The first period of growth for Nieu Bethesda was from the inception of the independent
church in 1878 to about 1930. Thereafter, the village started to decline: improved transport, the Depression,
and the village’s isolated location all contributed. Then, in the late 1980’s, internationally acclaimed
playwright Athol Fugard’s play ‘The Road to Mecca’ put the village back on the map. Based on the creative life
of Helen Martins, who transformed her modest Karoo dwelling with glass and cement and a singular vision,
Fugard’s play drew international attention. Visitors started trickling into the remote village; some of them
bought property and stayed. The trickle has grown into a steady flow and Nieu Bethesda has been reborn as a
beautiful and peaceful place to spend time.
Hiking groups find a variety of routes here – and a host of other activities – to make Nieu Bethesda a preferred destination. And school groups are well catered for, with a choice of fun and educational workshops and activities.
The village’s growing reputation as a place to unwind makes it a popular choice for those wishing to reconnect with nature and with themselves. Wildlife, birds and plants are abundant; physical pursuits are on hand; and there’s the enormous Karoo landscape. All of these – plus an element of mystery – make Nieu Bethesda a great place to just . . . be.
Remember, in keeping with its distinctive pace of life, Nieu Bethesda has no bank, credit card facilities or petrol pump.

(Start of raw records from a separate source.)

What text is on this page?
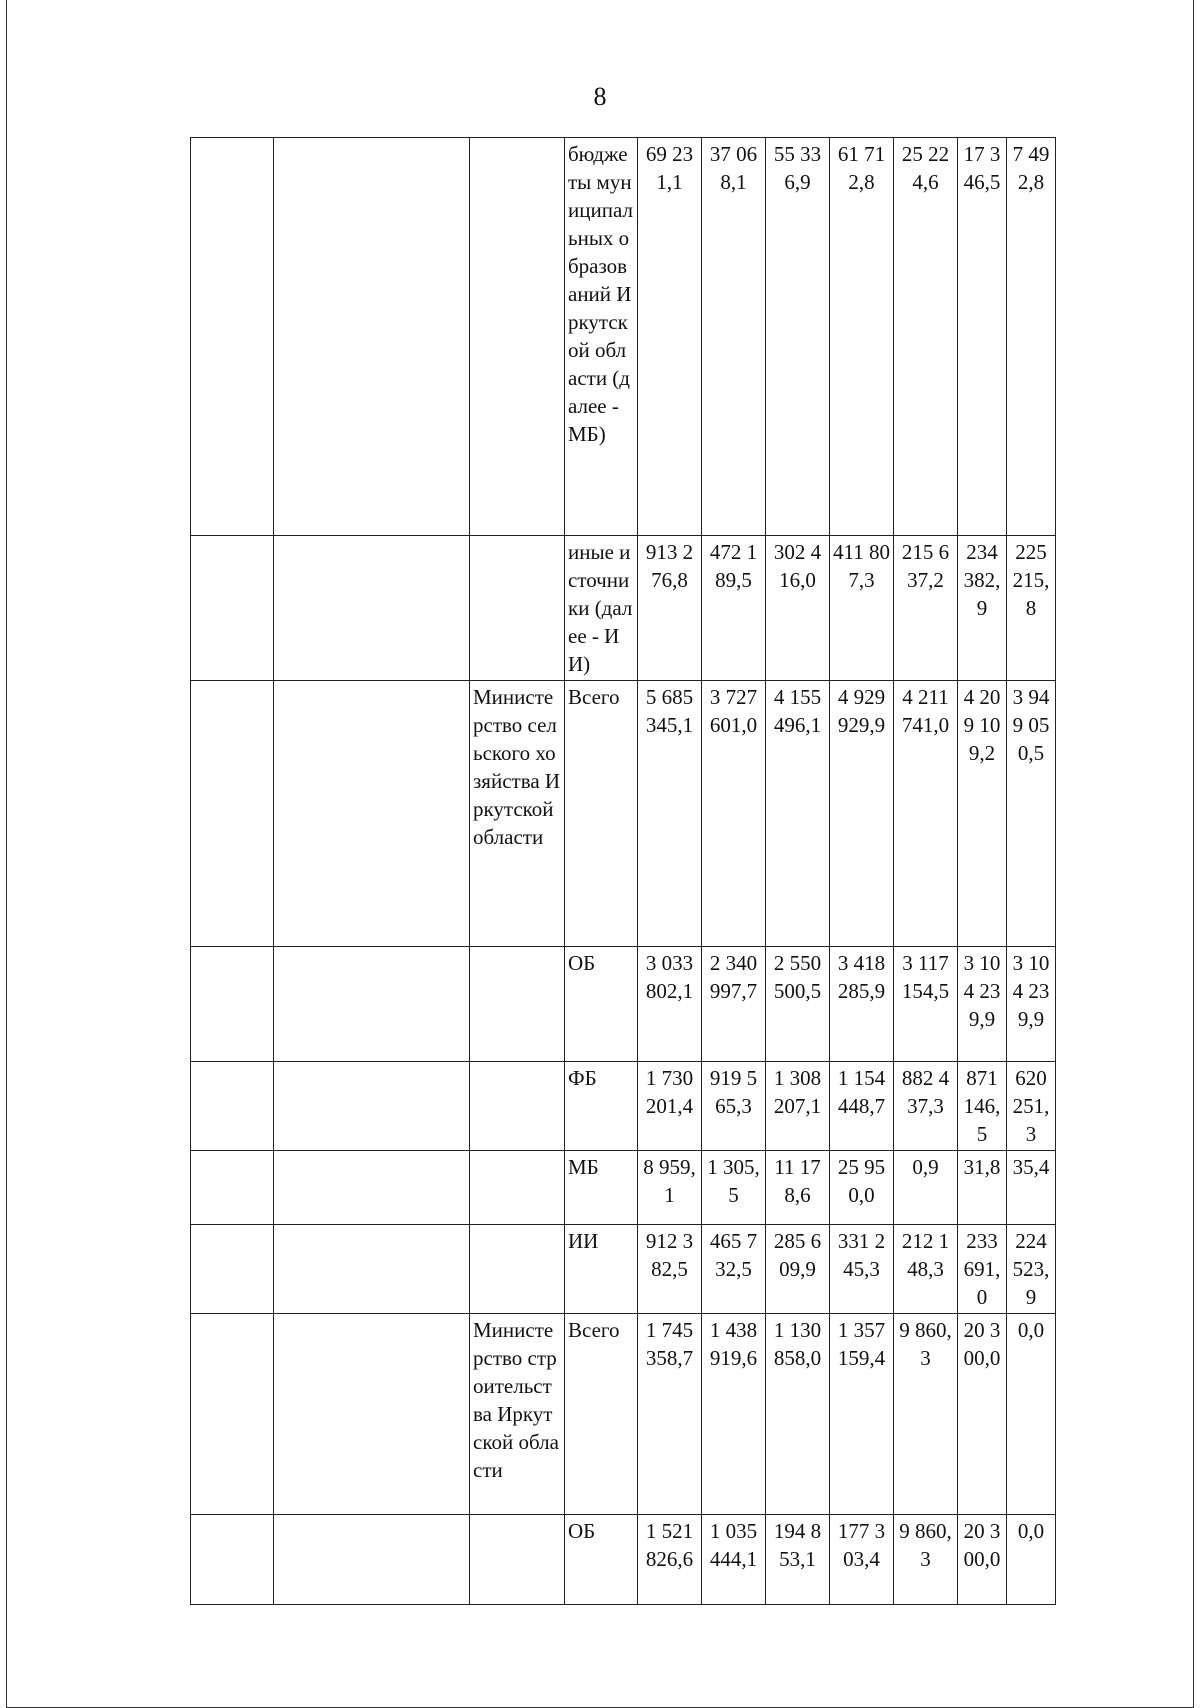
8
			бюджеты муниципальных образований Иркутской области (далее - МБ)	69 231,1	37 068,1	55 336,9	61 712,8	25 224,6	17 346,5	7 492,8
			иные источники (далее - ИИ)	913 276,8	472 189,5	302 416,0	411 807,3	215 637,2	234 382,9	225 215,8
		Министерство сельского хозяйства Иркутской области	Всего	5 685 345,1	3 727 601,0	4 155 496,1	4 929 929,9	4 211 741,0	4 209 109,2	3 949 050,5
			ОБ	3 033 802,1	2 340 997,7	2 550 500,5	3 418 285,9	3 117 154,5	3 104 239,9	3 104 239,9
			ФБ	1 730 201,4	919 565,3	1 308 207,1	1 154 448,7	882 437,3	871 146,5	620 251,3
			МБ	8 959,1	1 305,5	11 178,6	25 950,0	0,9	31,8	35,4
			ИИ	912 382,5	465 732,5	285 609,9	331 245,3	212 148,3	233 691,0	224 523,9
		Министерство строительства Иркутской области	Всего	1 745 358,7	1 438 919,6	1 130 858,0	1 357 159,4	9 860,3	20 300,0	0,0
			ОБ	1 521 826,6	1 035 444,1	194 853,1	177 303,4	9 860,3	20 300,0	0,0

Walk around the cemetery and see graves ancient and contemporary. Adjacent to a park and
the sports grounds lies the historic graveyard of this valley. With graves dating back hundreds of years, many
of them unmarked save for their beautiful local stone; this is a peaceful and pretty place to spend quiet time.
There is at least one grave of a British soldier who died during a skirmish in the
Anglo-Boer War (a pair of local residents, of British descent, place fresh flowers on the soldier’s grave on the
anniversary of his death) and a number of touchingly small children’s graves. There is also the lavish grave of
a man very much alive and well and delivering his vegetables in Nieu Bethesda every Saturday.
The cemetery is divided along the same socio-economic line that divides the families of
the village: above the road that leads to the cemetery was known as the Onderdorp (downtown) where the poorer
people lived; below that, in the Bodorp (uptown), lived the wealthier people - so it is in the graveyard.
English speaking people were allocated space in the cemetery later.
With seats for up to 700 souls, this church still hopes to be completely full again one
day. Still lit by gas chandeliers that pre-date the arrival of electricity in the village, the imposing white
church asserts its presence over the entire valley.
With a tall and elegant steeple and a clock that chimes accurately on the hour, this
historic church is still open every Sunday for its diminishing congregation. The building was inaugurated in
1905, after many services being held in BJ Pienaar’s wagon house. The Wagon House (now known as the Old Church
Hall) was then used as a church hall and a venue for English church services.